Tsering Deki, Tochen Laura, Lavenstein Bennett, Reddy Srijaya K, Granader Yael, Keating Robert F, Oluigbo Chima O
Division of Neurosurgery, Children's National Health System, 4th Floor, Suite 100, 111 Michigan Avenue NW, Washington, DC, 20010, USA.
Division of Neurology, Children's National Health System, Washington, DC, USA.
Childs Nerv Syst. 2017 Apr;33(4):631-637. doi: 10.1007/s00381-017-3361-x. Epub 2017 Feb 28.
There is a paucity of effective long-term medication treatment for secondary dystonias. In situations where significantly impairing secondary dystonias fail to respond to typical enteral medications and intrathecal (or even intraventricular) baclofen, consideration should be given to the use of deep brain stimulation (DBS). While Level I evidence and long-term follow-up clearly demonstrate the efficacy of DBS for primary dystonia, the evidence for secondary dystonia remains mixed and unclear. In this study, we report our experience with pediatric subjects who have undergone DBS for secondary dystonia.
We discuss the indications and outcomes of DBS procedures completed at our center.
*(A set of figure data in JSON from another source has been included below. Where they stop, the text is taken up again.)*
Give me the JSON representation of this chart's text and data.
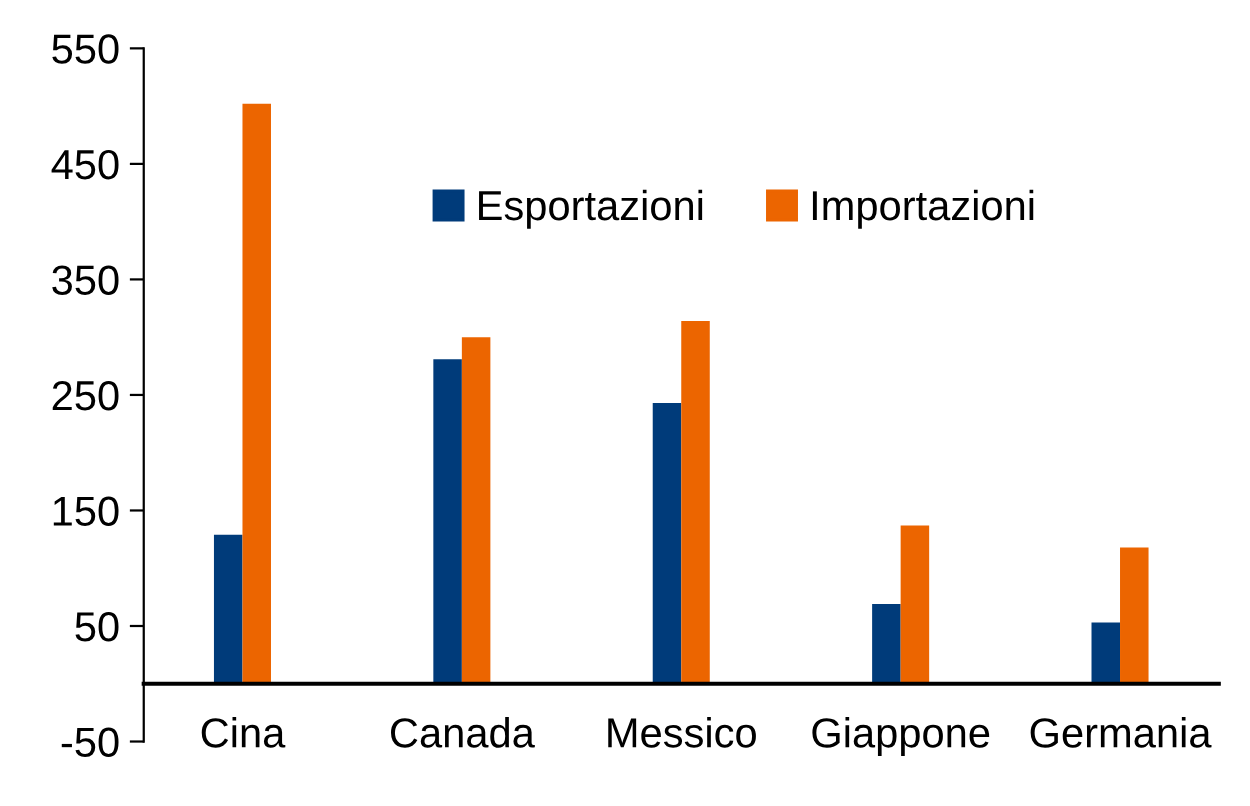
{
  "chart_data": {
    "type": "bar",
    "categories": [
      "Cina",
      "Canada",
      "Messico",
      "Giappone",
      "Germania"
    ],
    "series": [
      {
        "name": "Esportazioni",
        "color": "#003b7a",
        "values": [
          129,
          281,
          243,
          69,
          53
        ]
      },
      {
        "name": "Importazioni",
        "color": "#ec6500",
        "values": [
          502,
          300,
          314,
          137,
          118
        ]
      }
    ],
    "ylim": [
      -50,
      550
    ],
    "yticks": [
      -50,
      50,
      150,
      250,
      350,
      450,
      550
    ],
    "grid": false,
    "legend": "top"
  }
}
We also present a detailed discussion of the considerations in the management of these patients as well as a literature review.
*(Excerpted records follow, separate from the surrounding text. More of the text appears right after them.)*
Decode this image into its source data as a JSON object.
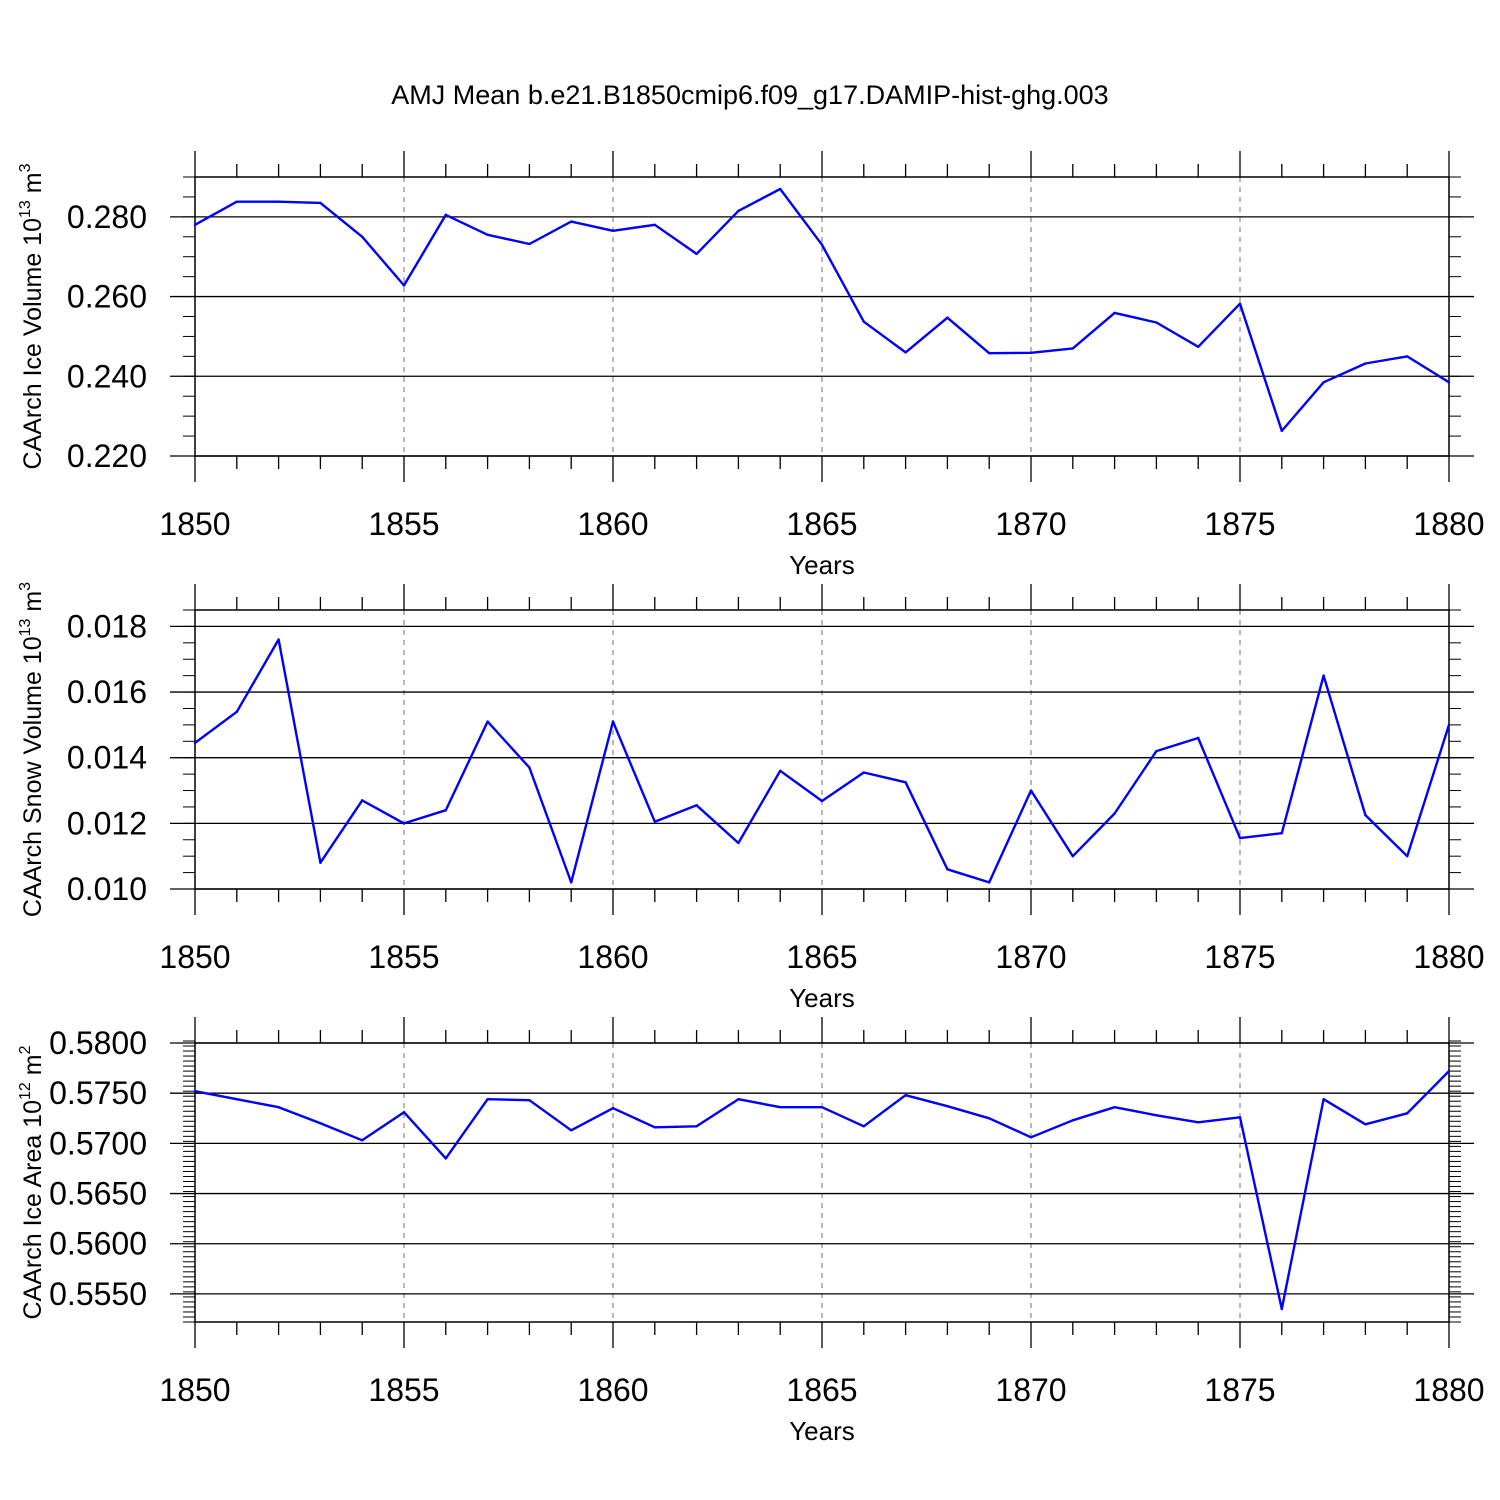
{
  "title": "AMJ Mean b.e21.B1850cmip6.f09_g17.DAMIP-hist-ghg.003",
  "colors": {
    "line": "#0000ff",
    "axis": "#000000",
    "grid": "#888888"
  },
  "chart_data": [
    {
      "type": "line",
      "ylabel": {
        "main": "CAArch Ice Volume 10",
        "exp": "13",
        "unit": "m",
        "unit_exp": "3"
      },
      "xlabel": "Years",
      "xlim": [
        1850,
        1880
      ],
      "ylim": [
        0.22,
        0.29
      ],
      "xticks": [
        "1850",
        "1855",
        "1860",
        "1865",
        "1870",
        "1875",
        "1880"
      ],
      "yticks": [
        "0.220",
        "0.240",
        "0.260",
        "0.280"
      ],
      "ytick_values": [
        0.22,
        0.24,
        0.26,
        0.28
      ],
      "grid": "vertical dashed at major x ticks",
      "x": [
        1850,
        1851,
        1852,
        1853,
        1854,
        1855,
        1856,
        1857,
        1858,
        1859,
        1860,
        1861,
        1862,
        1863,
        1864,
        1865,
        1866,
        1867,
        1868,
        1869,
        1870,
        1871,
        1872,
        1873,
        1874,
        1875,
        1876,
        1877,
        1878,
        1879,
        1880
      ],
      "values": [
        0.278,
        0.2838,
        0.2838,
        0.2835,
        0.275,
        0.2628,
        0.2805,
        0.2755,
        0.2732,
        0.2788,
        0.2765,
        0.278,
        0.2707,
        0.2815,
        0.287,
        0.273,
        0.2537,
        0.246,
        0.2547,
        0.2458,
        0.2459,
        0.247,
        0.2559,
        0.2535,
        0.2474,
        0.2582,
        0.2263,
        0.2385,
        0.2432,
        0.245,
        0.2385
      ]
    },
    {
      "type": "line",
      "ylabel": {
        "main": "CAArch Snow Volume 10",
        "exp": "13",
        "unit": "m",
        "unit_exp": "3"
      },
      "xlabel": "Years",
      "xlim": [
        1850,
        1880
      ],
      "ylim": [
        0.01,
        0.0185
      ],
      "xticks": [
        "1850",
        "1855",
        "1860",
        "1865",
        "1870",
        "1875",
        "1880"
      ],
      "yticks": [
        "0.010",
        "0.012",
        "0.014",
        "0.016",
        "0.018"
      ],
      "ytick_values": [
        0.01,
        0.012,
        0.014,
        0.016,
        0.018
      ],
      "grid": "vertical dashed at major x ticks",
      "x": [
        1850,
        1851,
        1852,
        1853,
        1854,
        1855,
        1856,
        1857,
        1858,
        1859,
        1860,
        1861,
        1862,
        1863,
        1864,
        1865,
        1866,
        1867,
        1868,
        1869,
        1870,
        1871,
        1872,
        1873,
        1874,
        1875,
        1876,
        1877,
        1878,
        1879,
        1880
      ],
      "values": [
        0.01445,
        0.0154,
        0.0176,
        0.0108,
        0.0127,
        0.012,
        0.0124,
        0.0151,
        0.0137,
        0.0102,
        0.0151,
        0.01205,
        0.01255,
        0.0114,
        0.0136,
        0.01268,
        0.01355,
        0.01325,
        0.0106,
        0.0102,
        0.013,
        0.011,
        0.0123,
        0.0142,
        0.0146,
        0.01155,
        0.0117,
        0.0165,
        0.01225,
        0.011,
        0.015
      ]
    },
    {
      "type": "line",
      "ylabel": {
        "main": "CAArch Ice Area 10",
        "exp": "12",
        "unit": "m",
        "unit_exp": "2"
      },
      "xlabel": "Years",
      "xlim": [
        1850,
        1880
      ],
      "ylim": [
        0.5522,
        0.58
      ],
      "xticks": [
        "1850",
        "1855",
        "1860",
        "1865",
        "1870",
        "1875",
        "1880"
      ],
      "yticks": [
        "0.5550",
        "0.5600",
        "0.5650",
        "0.5700",
        "0.5750",
        "0.5800"
      ],
      "ytick_values": [
        0.555,
        0.56,
        0.565,
        0.57,
        0.575,
        0.58
      ],
      "grid": "vertical dashed at major x ticks",
      "x": [
        1850,
        1851,
        1852,
        1853,
        1854,
        1855,
        1856,
        1857,
        1858,
        1859,
        1860,
        1861,
        1862,
        1863,
        1864,
        1865,
        1866,
        1867,
        1868,
        1869,
        1870,
        1871,
        1872,
        1873,
        1874,
        1875,
        1876,
        1877,
        1878,
        1879,
        1880
      ],
      "values": [
        0.5752,
        0.5744,
        0.5736,
        0.572,
        0.5703,
        0.5731,
        0.5685,
        0.5744,
        0.5743,
        0.5713,
        0.5735,
        0.5716,
        0.5717,
        0.5744,
        0.5736,
        0.5736,
        0.5717,
        0.5748,
        0.5737,
        0.5725,
        0.5706,
        0.5723,
        0.5736,
        0.5728,
        0.5721,
        0.5726,
        0.5535,
        0.5744,
        0.5719,
        0.573,
        0.5772
      ]
    }
  ]
}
Of the four cases retrospectively examined here, all subjects experienced reductions in the severity of their dystonia (ranging from 0 to 100% on both the Barry-Albright Dystonia (BAD) and Burke-Fahn-Marsden Dystonia Rating Scale-Motor (BFMDRS-M) scales).
Pallidal DBS should be considered among children with functionally debilitating, medication-resistant secondary dystonia. Patients without fixed skeletal deformities who have experienced a short duration of symptoms are most likely to benefit from this intervention.
对于继发性肌张力障碍,有效的长期药物治疗较为匮乏。在严重致残的继发性肌张力障碍对典型的肠内药物和鞘内(甚至脑室内)巴氯芬治疗无效的情况下,应考虑使用脑深部电刺激(DBS)。虽然一级证据和长期随访清楚地证明了DBS对原发性肌张力障碍的疗效,但继发性肌张力障碍的证据仍存在分歧且不明确。在本研究中,我们报告了对接受DBS治疗继发性肌张力障碍的儿科患者的经验。
我们讨论了在我们中心完成的DBS手术的适应症和结果。我们还对这些患者管理中的注意事项进行了详细讨论,并进行了文献综述。
在这里回顾性研究的4例病例中,所有患者的肌张力障碍严重程度均有所降低(在巴里 - 奥尔布赖特肌张力障碍(BAD)和伯克 - 法恩 - 马斯登肌张力障碍评定量表 - 运动(BFMDRS - M)量表上的降低幅度为0至100%)。
对于功能严重受损、药物抵抗的继发性肌张力障碍儿童,应考虑苍白球DBS。没有固定骨骼畸形且症状持续时间短的患者最有可能从这种干预中获益。